Aliases vs. concrete models

If a caller asks for gpt-4o, they get GPT-4o or a 503. They never silently get Claude. Quietly substituting models breaks evaluations, reproducibility, and cost forecasts. Aliases (auto, cheapest, fastest) are explicitly opt-in.

Observability Stack

The full observability stack deploys alongside the application via ArgoCD: Prometheus + Grafana + Loki + Tempo + OpenTelemetry Collector in the monitoring namespace.

LLM-specific metrics I expose:

  • Request rate and P95 latency by provider and upstream model
  • Token volumes (prompt vs. completion, by tenant)
  • USD cost per request, per tenant, per model — computed in the gateway from a maintained price table
  • Cache hit rate — what fraction of requests avoided a provider call
  • Guardrail events — PII type counts per tenant, for compliance audit
  • Circuit breaker state — per provider, open/closed/half-open transitions

OpenTelemetry traces use the GenAI semantic conventions (gen_ai.system, gen_ai.response.model, gen_ai.usage.input_tokens) so spans drop straight into Tempo or any vendor LLM observability view without extra configuration.

Platform Lessons Learned

RDS ManageMasterUserPassword is a different code path

When manage_master_user_password = true, RDS generates the password and stores it in an RDS-owned Secrets Manager entry.
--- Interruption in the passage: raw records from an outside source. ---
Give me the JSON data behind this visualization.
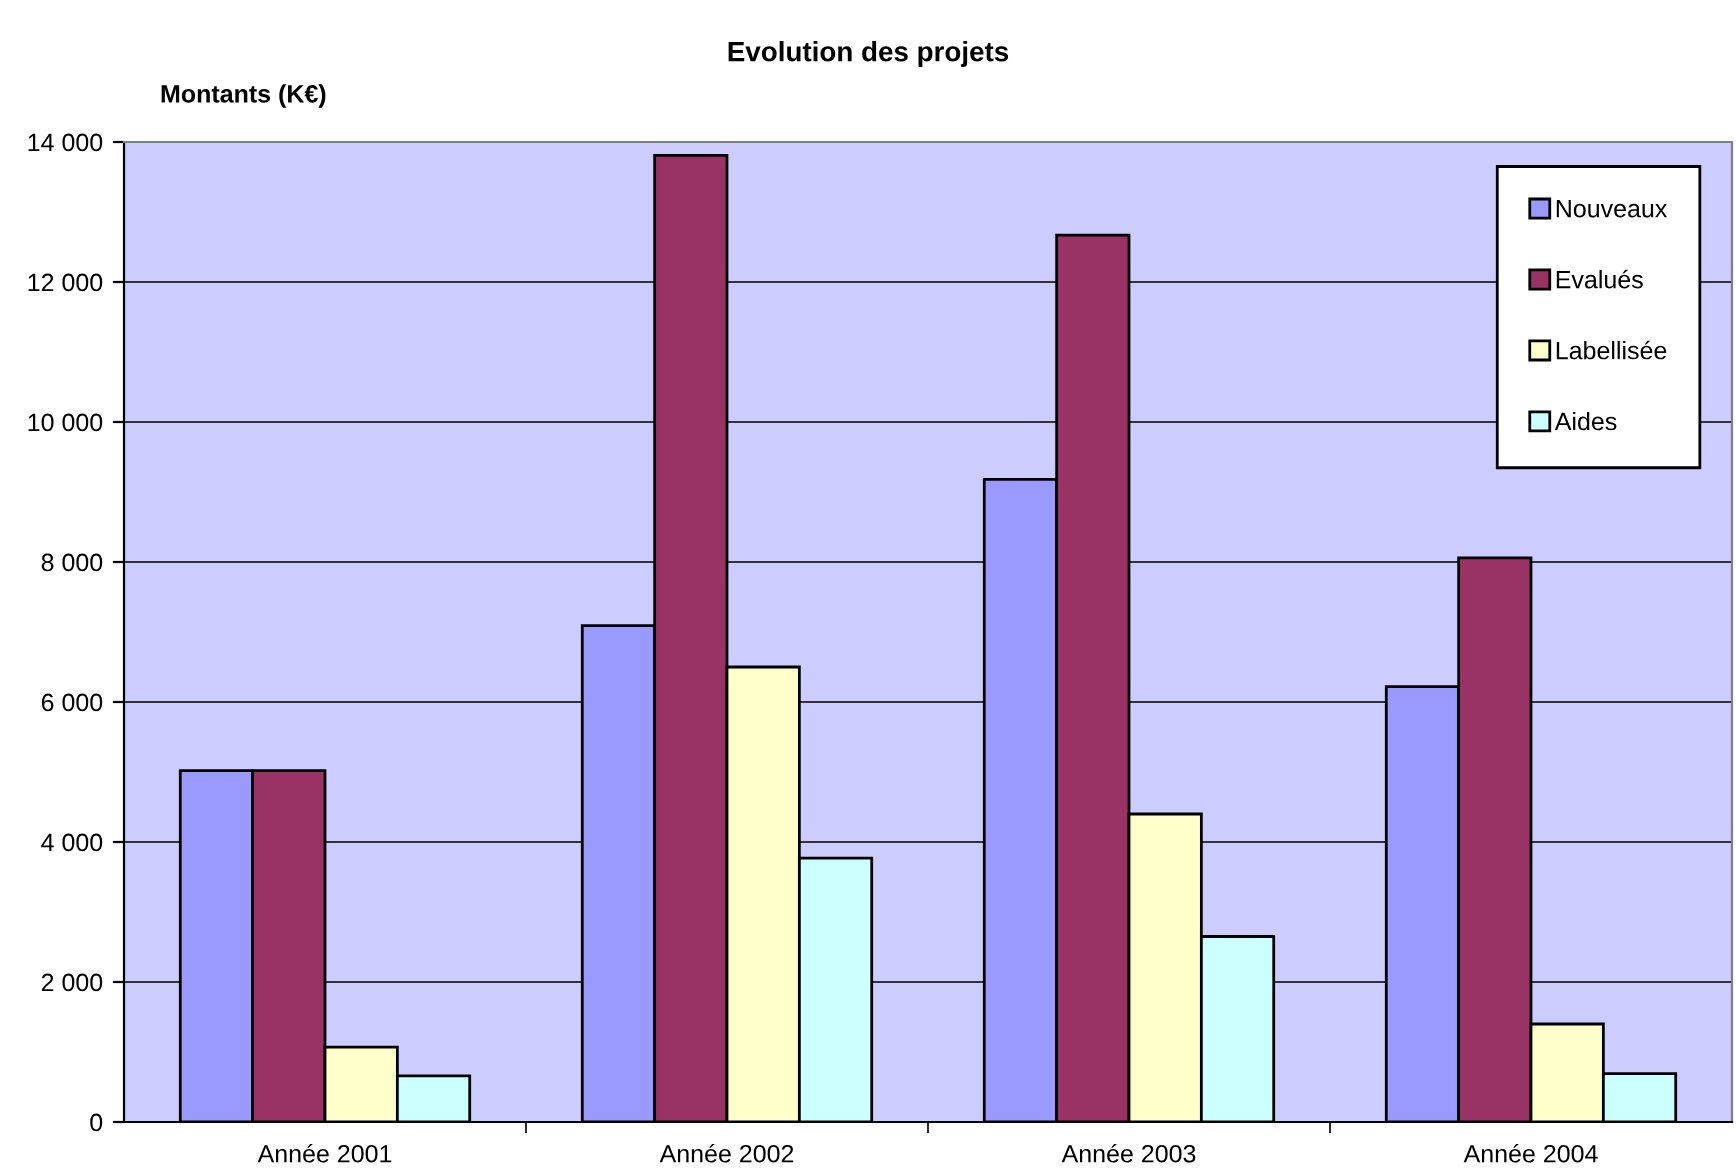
{
  "chart_data": {
    "type": "bar",
    "title": "Evolution des projets",
    "ylabel": "Montants (K€)",
    "categories": [
      "Année 2001",
      "Année 2002",
      "Année 2003",
      "Année 2004"
    ],
    "series": [
      {
        "name": "Nouveaux",
        "color": "#9999ff",
        "values": [
          5020,
          7090,
          9180,
          6220
        ]
      },
      {
        "name": "Evalués",
        "color": "#993366",
        "values": [
          5020,
          13810,
          12670,
          8060
        ]
      },
      {
        "name": "Labellisée",
        "color": "#ffffcc",
        "values": [
          1070,
          6500,
          4400,
          1400
        ]
      },
      {
        "name": "Aides",
        "color": "#ccffff",
        "values": [
          660,
          3770,
          2650,
          690
        ]
      }
    ],
    "ylim": [
      0,
      14000
    ],
    "yticks": [
      {
        "value": 0,
        "label": "0"
      },
      {
        "value": 2000,
        "label": "2 000"
      },
      {
        "value": 4000,
        "label": "4 000"
      },
      {
        "value": 6000,
        "label": "6 000"
      },
      {
        "value": 8000,
        "label": "8 000"
      },
      {
        "value": 10000,
        "label": "10 000"
      },
      {
        "value": 12000,
        "label": "12 000"
      },
      {
        "value": 14000,
        "label": "14 000"
      }
    ],
    "grid": "y",
    "legend": "top right"
  }
}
Terraform's random_password resource is completely bypassed. I spent two hours chasing an InvalidPasswordError before realising the password I was reading from our app secret and the password RDS was actually using were different values. Lesson: when using RDS-managed passwords, the source of truth is the RDS-owned secret, not your terraform state.
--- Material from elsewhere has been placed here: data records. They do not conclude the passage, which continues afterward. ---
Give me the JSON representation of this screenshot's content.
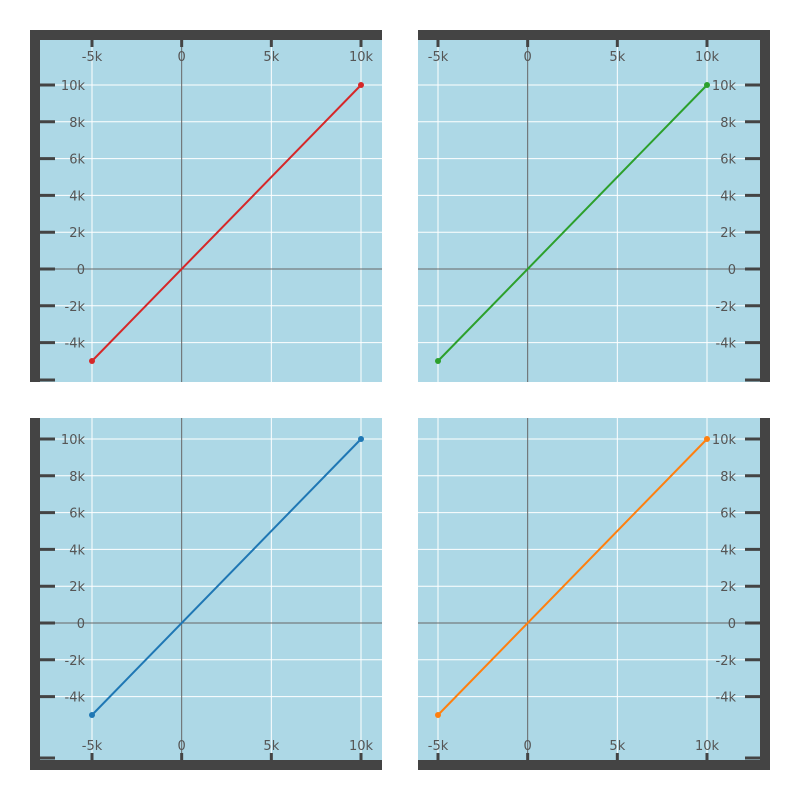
{
  "colors": {
    "plot_bg": "#add8e6",
    "frame": "#444444",
    "grid": "#ffffff",
    "zero_line": "#666666",
    "tick_text": "#555555"
  },
  "chart_data": [
    {
      "type": "line",
      "panel": "top-left",
      "x_axis_position": "top",
      "y_axis_position": "left",
      "series": [
        {
          "x": [
            -5000,
            10000
          ],
          "y": [
            -5000,
            10000
          ],
          "color": "#d62728"
        }
      ],
      "xlim": [
        -5000,
        10000
      ],
      "ylim": [
        -5000,
        10000
      ],
      "xticks": [
        -5000,
        0,
        5000,
        10000
      ],
      "xtick_labels": [
        "-5k",
        "0",
        "5k",
        "10k"
      ],
      "yticks": [
        -4000,
        -2000,
        0,
        2000,
        4000,
        6000,
        8000,
        10000
      ],
      "ytick_labels": [
        "-4k",
        "-2k",
        "0",
        "2k",
        "4k",
        "6k",
        "8k",
        "10k"
      ],
      "grid": true
    },
    {
      "type": "line",
      "panel": "top-right",
      "x_axis_position": "top",
      "y_axis_position": "right",
      "series": [
        {
          "x": [
            -5000,
            10000
          ],
          "y": [
            -5000,
            10000
          ],
          "color": "#2ca02c"
        }
      ],
      "xlim": [
        -5000,
        10000
      ],
      "ylim": [
        -5000,
        10000
      ],
      "xticks": [
        -5000,
        0,
        5000,
        10000
      ],
      "xtick_labels": [
        "-5k",
        "0",
        "5k",
        "10k"
      ],
      "yticks": [
        -4000,
        -2000,
        0,
        2000,
        4000,
        6000,
        8000,
        10000
      ],
      "ytick_labels": [
        "-4k",
        "-2k",
        "0",
        "2k",
        "4k",
        "6k",
        "8k",
        "10k"
      ],
      "grid": true
    },
    {
      "type": "line",
      "panel": "bottom-left",
      "x_axis_position": "bottom",
      "y_axis_position": "left",
      "series": [
        {
          "x": [
            -5000,
            10000
          ],
          "y": [
            -5000,
            10000
          ],
          "color": "#1f77b4"
        }
      ],
      "xlim": [
        -5000,
        10000
      ],
      "ylim": [
        -5000,
        10000
      ],
      "xticks": [
        -5000,
        0,
        5000,
        10000
      ],
      "xtick_labels": [
        "-5k",
        "0",
        "5k",
        "10k"
      ],
      "yticks": [
        -4000,
        -2000,
        0,
        2000,
        4000,
        6000,
        8000,
        10000
      ],
      "ytick_labels": [
        "-4k",
        "-2k",
        "0",
        "2k",
        "4k",
        "6k",
        "8k",
        "10k"
      ],
      "grid": true
    },
    {
      "type": "line",
      "panel": "bottom-right",
      "x_axis_position": "bottom",
      "y_axis_position": "right",
      "series": [
        {
          "x": [
            -5000,
            10000
          ],
          "y": [
            -5000,
            10000
          ],
          "color": "#ff7f0e"
        }
      ],
      "xlim": [
        -5000,
        10000
      ],
      "ylim": [
        -5000,
        10000
      ],
      "xticks": [
        -5000,
        0,
        5000,
        10000
      ],
      "xtick_labels": [
        "-5k",
        "0",
        "5k",
        "10k"
      ],
      "yticks": [
        -4000,
        -2000,
        0,
        2000,
        4000,
        6000,
        8000,
        10000
      ],
      "ytick_labels": [
        "-4k",
        "-2k",
        "0",
        "2k",
        "4k",
        "6k",
        "8k",
        "10k"
      ],
      "grid": true
    }
  ]
}
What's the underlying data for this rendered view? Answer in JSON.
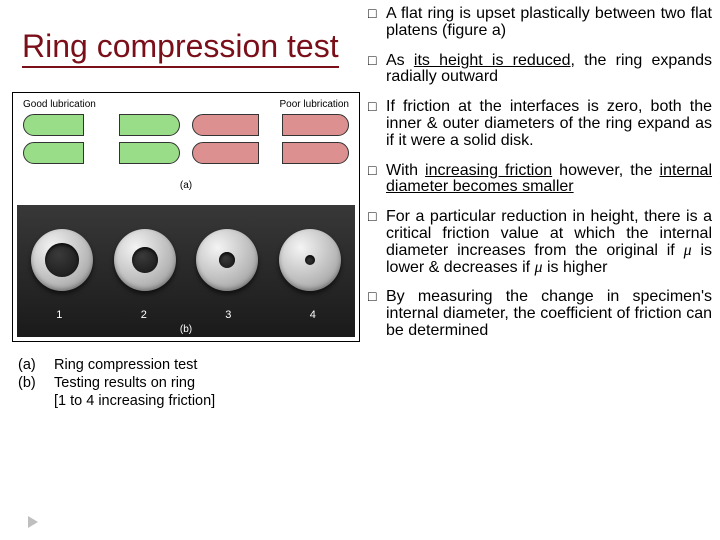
{
  "title": "Ring compression test",
  "figure": {
    "label_good": "Good lubrication",
    "label_poor": "Poor lubrication",
    "panel_a": "(a)",
    "panel_b": "(b)",
    "ring_numbers": [
      "1",
      "2",
      "3",
      "4"
    ]
  },
  "caption": {
    "a_label": "(a)",
    "a_text": "Ring compression test",
    "b_label": "(b)",
    "b_text": "Testing results on ring",
    "b_sub": "[1 to 4 increasing friction]"
  },
  "bullets": {
    "b1a": "A flat ring is upset plastically between two flat platens (figure a)",
    "b2a": "As ",
    "b2u": "its height is reduced,",
    "b2b": " the ring expands radially outward",
    "b3": "If friction at the interfaces is zero, both the inner & outer diameters of the ring expand as if it were a solid disk.",
    "b4a": "With ",
    "b4u1": "increasing friction",
    "b4b": " however, the ",
    "b4u2": "internal diameter becomes smaller",
    "b5a": "For a particular reduction in height, there is a critical friction value at which the internal diameter increases from the original if ",
    "b5b": " is lower & decreases if ",
    "b5c": " is higher",
    "b6": "By measuring the change in specimen's internal diameter, the coefficient of friction can be determined"
  },
  "mu": "μ"
}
Bitnami container images moved in April 2025

Broadcom deprecated public access to docker.io/bitnami/* tags. Old tags moved to docker.io/bitnamilegacy/* with a guard that rejects the rename unless you set global.security.allowInsecureImages: true in Helm values. Any project pinning Bitnami charts without locking image registries will hit this silently weeks after deploy.

Kyverno restricted policies must carve out system namespaces

Cluster-wide restricted policies (no root, seccomp required, no hostPath) block Velero, kubecost, and kube-system workloads that legitimately need those capabilities. The fix: scope policyExclude to [kube-system, velero, kyverno, monitoring, cert-manager] and start with failurePolicy: Ignore so a misconfiguration doesn't block all workloads.
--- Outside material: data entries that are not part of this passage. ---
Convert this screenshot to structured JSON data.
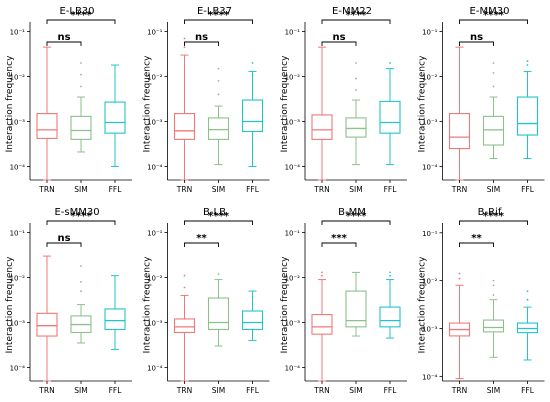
{
  "colors": {
    "TRN": "#f07878",
    "SIM": "#8cc08c",
    "FFL": "#22c4c8",
    "axis": "#000000"
  },
  "chart_data": [
    {
      "type": "box",
      "title": "E-LB30",
      "ylabel": "Interaction frequency",
      "scale": "log",
      "ylim": [
        5e-05,
        0.12
      ],
      "yticks": [
        "10⁻⁴",
        "10⁻³",
        "10⁻²",
        "10⁻¹"
      ],
      "categories": [
        "TRN",
        "SIM",
        "FFL"
      ],
      "boxes": [
        {
          "whislo": 5e-05,
          "q1": 0.00042,
          "med": 0.00065,
          "q3": 0.0015,
          "whishi": 0.045,
          "fliers": []
        },
        {
          "whislo": 0.00021,
          "q1": 0.0004,
          "med": 0.00063,
          "q3": 0.0013,
          "whishi": 0.0035,
          "fliers": [
            0.006,
            0.011,
            0.02
          ]
        },
        {
          "whislo": 0.0001,
          "q1": 0.00055,
          "med": 0.00095,
          "q3": 0.0027,
          "whishi": 0.018,
          "fliers": []
        }
      ],
      "comparisons": [
        {
          "pair": [
            "TRN",
            "SIM"
          ],
          "label": "ns"
        },
        {
          "pair": [
            "TRN",
            "FFL"
          ],
          "label": "****"
        }
      ]
    },
    {
      "type": "box",
      "title": "E-LB37",
      "ylabel": "Interaction frequency",
      "scale": "log",
      "ylim": [
        5e-05,
        0.12
      ],
      "yticks": [
        "10⁻⁴",
        "10⁻³",
        "10⁻²",
        "10⁻¹"
      ],
      "categories": [
        "TRN",
        "SIM",
        "FFL"
      ],
      "boxes": [
        {
          "whislo": 5e-05,
          "q1": 0.0004,
          "med": 0.00062,
          "q3": 0.0015,
          "whishi": 0.03,
          "fliers": [
            0.045,
            0.07
          ]
        },
        {
          "whislo": 0.00011,
          "q1": 0.0004,
          "med": 0.00066,
          "q3": 0.0012,
          "whishi": 0.0022,
          "fliers": [
            0.004,
            0.008,
            0.015
          ]
        },
        {
          "whislo": 0.0001,
          "q1": 0.0006,
          "med": 0.001,
          "q3": 0.003,
          "whishi": 0.013,
          "fliers": [
            0.02
          ]
        }
      ],
      "comparisons": [
        {
          "pair": [
            "TRN",
            "SIM"
          ],
          "label": "ns"
        },
        {
          "pair": [
            "TRN",
            "FFL"
          ],
          "label": "****"
        }
      ]
    },
    {
      "type": "box",
      "title": "E-MM22",
      "ylabel": "Interaction frequency",
      "scale": "log",
      "ylim": [
        5e-05,
        0.12
      ],
      "yticks": [
        "10⁻⁴",
        "10⁻³",
        "10⁻²",
        "10⁻¹"
      ],
      "categories": [
        "TRN",
        "SIM",
        "FFL"
      ],
      "boxes": [
        {
          "whislo": 5e-05,
          "q1": 0.0004,
          "med": 0.00065,
          "q3": 0.0014,
          "whishi": 0.045,
          "fliers": []
        },
        {
          "whislo": 0.00011,
          "q1": 0.00045,
          "med": 0.0007,
          "q3": 0.0012,
          "whishi": 0.003,
          "fliers": [
            0.005,
            0.009,
            0.02
          ]
        },
        {
          "whislo": 0.00011,
          "q1": 0.00055,
          "med": 0.00095,
          "q3": 0.0028,
          "whishi": 0.015,
          "fliers": [
            0.02
          ]
        }
      ],
      "comparisons": [
        {
          "pair": [
            "TRN",
            "SIM"
          ],
          "label": "ns"
        },
        {
          "pair": [
            "TRN",
            "FFL"
          ],
          "label": "****"
        }
      ]
    },
    {
      "type": "box",
      "title": "E-MM30",
      "ylabel": "Interaction frequency",
      "scale": "log",
      "ylim": [
        5e-05,
        0.12
      ],
      "yticks": [
        "10⁻⁴",
        "10⁻³",
        "10⁻²",
        "10⁻¹"
      ],
      "categories": [
        "TRN",
        "SIM",
        "FFL"
      ],
      "boxes": [
        {
          "whislo": 5e-05,
          "q1": 0.00025,
          "med": 0.00045,
          "q3": 0.0015,
          "whishi": 0.045,
          "fliers": []
        },
        {
          "whislo": 0.00015,
          "q1": 0.0003,
          "med": 0.00065,
          "q3": 0.0013,
          "whishi": 0.0035,
          "fliers": [
            0.006,
            0.012,
            0.02
          ]
        },
        {
          "whislo": 0.00015,
          "q1": 0.0005,
          "med": 0.0009,
          "q3": 0.0035,
          "whishi": 0.013,
          "fliers": [
            0.018,
            0.022
          ]
        }
      ],
      "comparisons": [
        {
          "pair": [
            "TRN",
            "SIM"
          ],
          "label": "ns"
        },
        {
          "pair": [
            "TRN",
            "FFL"
          ],
          "label": "****"
        }
      ]
    },
    {
      "type": "box",
      "title": "E-sMM30",
      "ylabel": "Interaction frequency",
      "scale": "log",
      "ylim": [
        5e-05,
        0.12
      ],
      "yticks": [
        "10⁻⁴",
        "10⁻³",
        "10⁻²",
        "10⁻¹"
      ],
      "categories": [
        "TRN",
        "SIM",
        "FFL"
      ],
      "boxes": [
        {
          "whislo": 5e-05,
          "q1": 0.0005,
          "med": 0.00085,
          "q3": 0.0016,
          "whishi": 0.03,
          "fliers": []
        },
        {
          "whislo": 0.00035,
          "q1": 0.0006,
          "med": 0.0009,
          "q3": 0.0014,
          "whishi": 0.0025,
          "fliers": [
            0.005,
            0.008,
            0.018
          ]
        },
        {
          "whislo": 0.00025,
          "q1": 0.0007,
          "med": 0.0011,
          "q3": 0.002,
          "whishi": 0.011,
          "fliers": []
        }
      ],
      "comparisons": [
        {
          "pair": [
            "TRN",
            "SIM"
          ],
          "label": "ns"
        },
        {
          "pair": [
            "TRN",
            "FFL"
          ],
          "label": "****"
        }
      ]
    },
    {
      "type": "box",
      "title": "B-LB",
      "ylabel": "Interaction frequency",
      "scale": "log",
      "ylim": [
        5e-05,
        0.12
      ],
      "yticks": [
        "10⁻⁴",
        "10⁻³",
        "10⁻²",
        "10⁻¹"
      ],
      "categories": [
        "TRN",
        "SIM",
        "FFL"
      ],
      "boxes": [
        {
          "whislo": 5e-05,
          "q1": 0.0006,
          "med": 0.0008,
          "q3": 0.0012,
          "whishi": 0.004,
          "fliers": [
            0.006,
            0.011
          ]
        },
        {
          "whislo": 0.0003,
          "q1": 0.0007,
          "med": 0.001,
          "q3": 0.0035,
          "whishi": 0.009,
          "fliers": [
            0.012
          ]
        },
        {
          "whislo": 0.0004,
          "q1": 0.0007,
          "med": 0.001,
          "q3": 0.0018,
          "whishi": 0.005,
          "fliers": []
        }
      ],
      "comparisons": [
        {
          "pair": [
            "TRN",
            "SIM"
          ],
          "label": "**"
        },
        {
          "pair": [
            "TRN",
            "FFL"
          ],
          "label": "****"
        }
      ]
    },
    {
      "type": "box",
      "title": "B-MM",
      "ylabel": "Interaction frequency",
      "scale": "log",
      "ylim": [
        5e-05,
        0.12
      ],
      "yticks": [
        "10⁻⁴",
        "10⁻³",
        "10⁻²",
        "10⁻¹"
      ],
      "categories": [
        "TRN",
        "SIM",
        "FFL"
      ],
      "boxes": [
        {
          "whislo": 5e-05,
          "q1": 0.00055,
          "med": 0.0008,
          "q3": 0.0015,
          "whishi": 0.009,
          "fliers": [
            0.011,
            0.013
          ]
        },
        {
          "whislo": 0.0005,
          "q1": 0.0008,
          "med": 0.0011,
          "q3": 0.005,
          "whishi": 0.013,
          "fliers": []
        },
        {
          "whislo": 0.00045,
          "q1": 0.0008,
          "med": 0.0011,
          "q3": 0.0022,
          "whishi": 0.009,
          "fliers": [
            0.011,
            0.013
          ]
        }
      ],
      "comparisons": [
        {
          "pair": [
            "TRN",
            "SIM"
          ],
          "label": "***"
        },
        {
          "pair": [
            "TRN",
            "FFL"
          ],
          "label": "****"
        }
      ]
    },
    {
      "type": "box",
      "title": "B-Rif",
      "ylabel": "Interaction frequency",
      "scale": "log",
      "ylim": [
        8e-05,
        0.12
      ],
      "yticks": [
        "10⁻⁴",
        "10⁻³",
        "10⁻²",
        "10⁻¹"
      ],
      "categories": [
        "TRN",
        "SIM",
        "FFL"
      ],
      "boxes": [
        {
          "whislo": 9e-05,
          "q1": 0.0007,
          "med": 0.00095,
          "q3": 0.0013,
          "whishi": 0.008,
          "fliers": [
            0.011,
            0.014
          ]
        },
        {
          "whislo": 0.00025,
          "q1": 0.00085,
          "med": 0.00105,
          "q3": 0.0015,
          "whishi": 0.004,
          "fliers": [
            0.005,
            0.008,
            0.01
          ]
        },
        {
          "whislo": 0.00022,
          "q1": 0.00082,
          "med": 0.001,
          "q3": 0.0013,
          "whishi": 0.0028,
          "fliers": [
            0.004,
            0.006
          ]
        }
      ],
      "comparisons": [
        {
          "pair": [
            "TRN",
            "SIM"
          ],
          "label": "**"
        },
        {
          "pair": [
            "TRN",
            "FFL"
          ],
          "label": "****"
        }
      ]
    }
  ]
}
ExternalSecrets ownership is single-owner

Two ExternalSecrets targeting the same Kubernetes Secret — even with creationPolicy: Merge — race on the reconcile.external-secrets.io/managed-by label. Only one can own the Secret. Decide which chart owns each Secret and have the others only mount it.

What I'd Do Differently

  • Streaming responses: Cache SARIF is easy; caching SSE streams cleanly requires a different design. I'd add streaming cache as a follow-up after the non-streaming path is validated
  • Semantic cache: The current cache uses exact key matching (SHA-256 over the prompt). The embeddings-based semantic cache path is implemented but not production-enabled — it needs a vector store and similarity threshold tuning
  • Model lifecycle: The gateway handles inference. Add MLflow model registry integration so provider model IDs are managed as versioned artifacts rather than config strings
  • Workflow orchestration: Multi-step AI tasks (summarize → classify → route) should be Temporal workflows, not nested HTTP calls

Results

The gateway processes completions end-to-end in under 800ms overhead (excluding model latency), enforces per-tenant quotas across multiple concurrent pods, and records structured cost and token data for every request. The full platform — EKS cluster, Redis, RDS, observability stack, security tooling — deploys from scratch with a single python RUNME.py all command.

More than anything, this project demonstrates what platform engineering for AI actually looks like: not model research, but the infrastructure layer that makes LLMs safe, cost-controlled, and observable when running at company scale.